Every so often, the Michigan “mitten” clenches its glad hand into a big fist and punches this state in the face. It’s happened again twice in recent days, leaving two more black eyes, both in hues of maize and blue.
First, in a secret Zoom meeting Saturday, University of Michigan regents fired the school president, Mark Schlissel, for an improper relationship with a female subordinate.
Next, U-M on Wednesday announced a $490-million settlement with sexual assault victims of the now-deceased Dr. Robert Anderson, who worked for 37 years for the prestigious school and its celebrated athletic teams.
These bombshells follow the firing of Provost Martin Philbert in 2020 for multiple sexual transgressions. The trio of scandals damages not only the national reputation of U-M but also that of a state plagued by a stubborn pandemic and an undercurrent of political menace.
Compared to the storm of recent U-M scandals, it's merely a minor tempest in a teapot that football coach Jim Harbaugh may soon leave the Wolverines to coach the Las Vegas Raiders or another NFL team.
At the very least, all the turmoil on the Ann Arbor campus -- and all those rumors about him -- give Harbaugh leverage to re-negotiate his contract now that he’s won a Big Ten title. Perhaps, some day, Harbaugh will tell what he knew about Dr. Anderson or what he experienced with him when he quarterbacked for Bo Schembechler in the mid-1980s.

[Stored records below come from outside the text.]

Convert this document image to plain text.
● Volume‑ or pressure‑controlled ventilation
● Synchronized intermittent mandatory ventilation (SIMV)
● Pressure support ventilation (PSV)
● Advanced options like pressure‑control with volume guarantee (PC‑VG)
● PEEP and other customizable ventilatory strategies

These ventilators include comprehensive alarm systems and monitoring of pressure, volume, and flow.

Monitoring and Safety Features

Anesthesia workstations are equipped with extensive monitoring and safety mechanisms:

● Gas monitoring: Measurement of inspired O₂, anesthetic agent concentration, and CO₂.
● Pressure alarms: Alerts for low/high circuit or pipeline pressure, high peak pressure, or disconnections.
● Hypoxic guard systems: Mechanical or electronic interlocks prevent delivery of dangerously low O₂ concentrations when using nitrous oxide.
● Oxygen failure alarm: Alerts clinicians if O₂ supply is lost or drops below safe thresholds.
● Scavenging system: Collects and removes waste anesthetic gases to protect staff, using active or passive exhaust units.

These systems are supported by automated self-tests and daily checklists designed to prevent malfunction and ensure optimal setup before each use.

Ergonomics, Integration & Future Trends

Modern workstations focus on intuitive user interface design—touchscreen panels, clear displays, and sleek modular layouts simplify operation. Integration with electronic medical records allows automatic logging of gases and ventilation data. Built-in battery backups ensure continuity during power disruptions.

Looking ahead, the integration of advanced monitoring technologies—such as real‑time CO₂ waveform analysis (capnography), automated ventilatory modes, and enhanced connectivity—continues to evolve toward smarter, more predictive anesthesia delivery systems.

In addition to shaming itself, Wednesday’s U-M announcement triggered a flashback to the $500-million settlement in 2018 between Michigan State University and the sexual-assault victims of another sports doctor, Larry Nassar, now imprisoned for life.

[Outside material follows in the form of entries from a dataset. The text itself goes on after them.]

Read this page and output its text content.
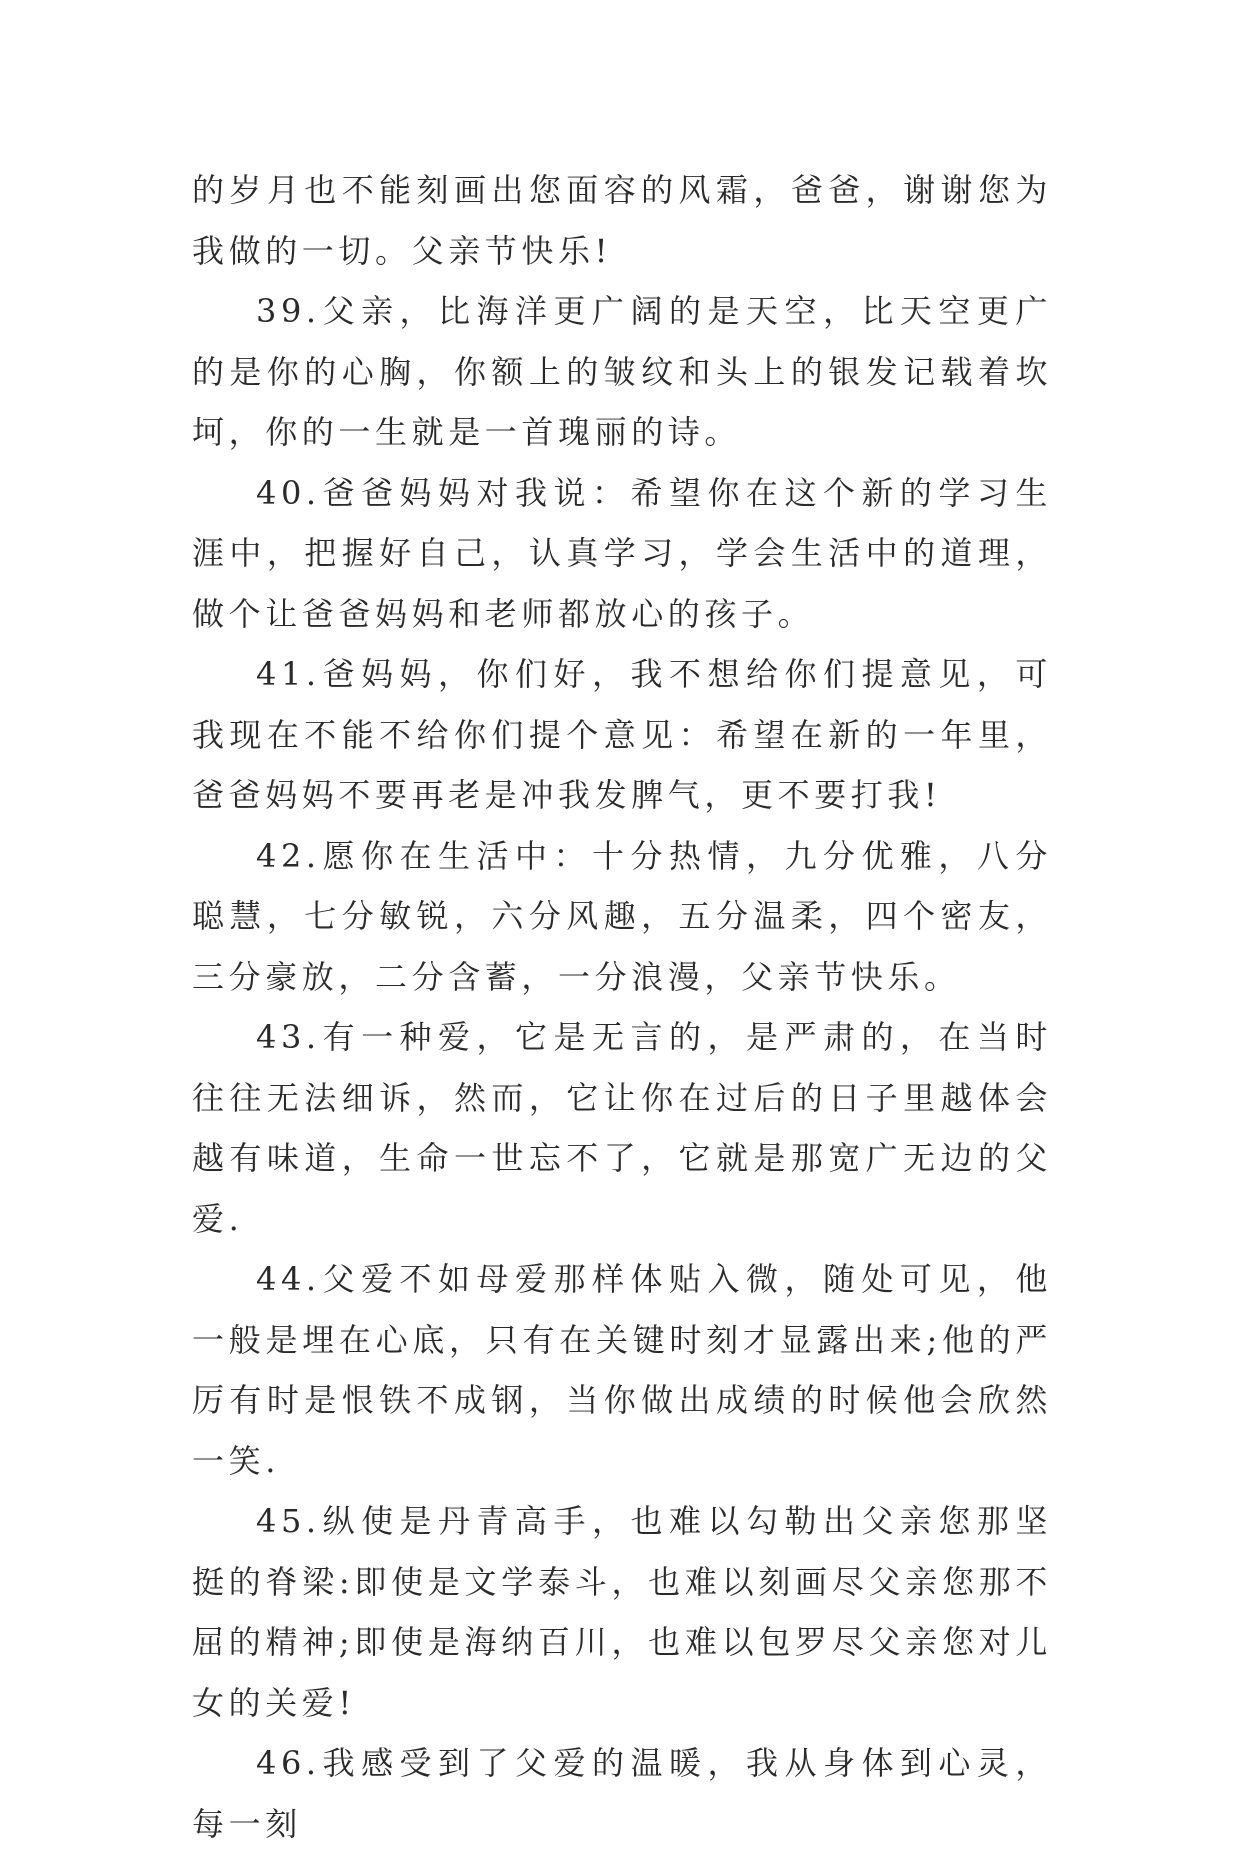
的岁月也不能刻画出您面容的风霜，爸爸，谢谢您为我做的一切。父亲节快乐!

39.父亲，比海洋更广阔的是天空，比天空更广的是你的心胸，你额上的皱纹和头上的银发记载着坎坷，你的一生就是一首瑰丽的诗。

40.爸爸妈妈对我说：希望你在这个新的学习生涯中，把握好自己，认真学习，学会生活中的道理，做个让爸爸妈妈和老师都放心的孩子。

41.爸妈妈，你们好，我不想给你们提意见，可我现在不能不给你们提个意见：希望在新的一年里，爸爸妈妈不要再老是冲我发脾气，更不要打我!

42.愿你在生活中：十分热情，九分优雅，八分聪慧，七分敏锐，六分风趣，五分温柔，四个密友，三分豪放，二分含蓄，一分浪漫，父亲节快乐。

43.有一种爱，它是无言的，是严肃的，在当时往往无法细诉，然而，它让你在过后的日子里越体会越有味道，生命一世忘不了，它就是那宽广无边的父爱.

44.父爱不如母爱那样体贴入微，随处可见，他一般是埋在心底，只有在关键时刻才显露出来;他的严厉有时是恨铁不成钢，当你做出成绩的时候他会欣然一笑.

45.纵使是丹青高手，也难以勾勒出父亲您那坚挺的脊梁:即使是文学泰斗，也难以刻画尽父亲您那不屈的精神;即使是海纳百川，也难以包罗尽父亲您对儿女的关爱!

46.我感受到了父爱的温暖，我从身体到心灵，每一刻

Gunslingers, kidnappers and anti-vaxers
Anderson molested young men; Nassar molested young women. Neither history works well as a recruiting lure for Harbaugh or any other coach.

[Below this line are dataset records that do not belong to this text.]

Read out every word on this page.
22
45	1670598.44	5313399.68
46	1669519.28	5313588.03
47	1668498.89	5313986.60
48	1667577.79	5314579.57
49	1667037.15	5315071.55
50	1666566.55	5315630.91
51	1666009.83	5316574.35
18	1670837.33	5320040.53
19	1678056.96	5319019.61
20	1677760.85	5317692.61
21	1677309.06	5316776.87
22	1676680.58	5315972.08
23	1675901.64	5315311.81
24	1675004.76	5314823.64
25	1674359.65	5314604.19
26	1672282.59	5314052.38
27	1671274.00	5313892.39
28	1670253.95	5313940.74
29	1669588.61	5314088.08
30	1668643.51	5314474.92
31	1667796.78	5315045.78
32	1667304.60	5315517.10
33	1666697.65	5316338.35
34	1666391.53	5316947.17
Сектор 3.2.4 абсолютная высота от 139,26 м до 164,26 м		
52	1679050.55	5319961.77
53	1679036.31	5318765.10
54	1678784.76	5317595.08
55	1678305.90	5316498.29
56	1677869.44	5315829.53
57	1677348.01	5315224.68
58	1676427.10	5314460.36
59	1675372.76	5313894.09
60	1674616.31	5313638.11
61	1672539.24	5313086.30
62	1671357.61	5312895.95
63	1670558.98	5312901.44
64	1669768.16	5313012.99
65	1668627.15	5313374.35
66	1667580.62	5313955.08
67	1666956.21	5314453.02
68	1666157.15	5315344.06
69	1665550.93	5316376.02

Parents might think twice about sending young athletes to either of the top two public, Big Ten colleges in the Great Lakes State.
All this adds a further smudge to the negative image that the state at large has projected in recent weeks, months and years. In late 2021, Michigan grabbed the national spotlight with a high school shooting in Oxford that left four students dead and seven others injured, including a teacher.
In the years before that, the state featured armed protestors menacing the state Legislature and a gang of extremists plotting to kidnap and possibly kill Democratic Gov. Gretchen Whitmer because they didn’t like state restrictions on commerce and public gatherings during the early phase of the Covid pandemic.
Speaking of Covid, Michigan’s current condition is frightening. Some hospitals are stretched to capacity with pandemic victims, many of whom refused to be vaccinated or boosted. They claim to have the freedom, liberty and the patriotic right of choice to infect themselves and anyone near them.
And when they get sick, they need hospital beds, a demand that overburdens medical personnel and keeps other sick people away from care.
According to the New York Times database Wednesday, Michigan’s average of deaths in the previous seven days was 1.08 per 100,000, tied for second place with Maryland for worst. (Tennessee is worst at 1.22; Alaska is best at 0.14).
The Honorable Lee Chatfield
In terms of the fully vaccinated, Michigan is 30th among 50 states at 58 percent. On MSNBC, progressive commentator Rachel Maddow has taken to holding up Michigan as a bellwether state that warns the country what might next go nuts in other states.
On Tuesday night, for instance, Maddow stressed how Attorney General Dana Nessel is trying to make a federal case out of 16 state Republicans who forged a document saying they were the legitimate representatives to the Electoral College in the 2020 election between President Joe Biden and former President Donald Trump.
Maddow said they were part of a conspiracy in at least five states that tried to overturn the legitimate vote count. Remember how President Trump brought high-powered Michigan Republicans to Washington last winter to try and sway them to his Big Lie?
One was Lee Chatfield, then speaker of the House. Since leaving his job due to term limits, Chatfield has been accused of sexual assault by a woman who happens to be his brother’s wife.
She said the affair started when she was 15 or 16, when Chatfield was a teacher and coach at the Northern Michigan Christian Academy. He also was married.
Chatfield’s defense is that it was a consensual relationship. This is the same legislative leader who got busted at the Pellston Regional Airport in 2018 for packing heat in his carryon. The gun incident cost him a fine of $1,960 in 2019.
In his favor, it is said that Chatfield is a marvelous fund-raiser.
With a resume like his – if he plays his cards right and lies low until the heat dies down – this fine young man could apply to be the new president of the University of Michigan or maybe just run against Whitmer for governor by vowing to take his gun to work.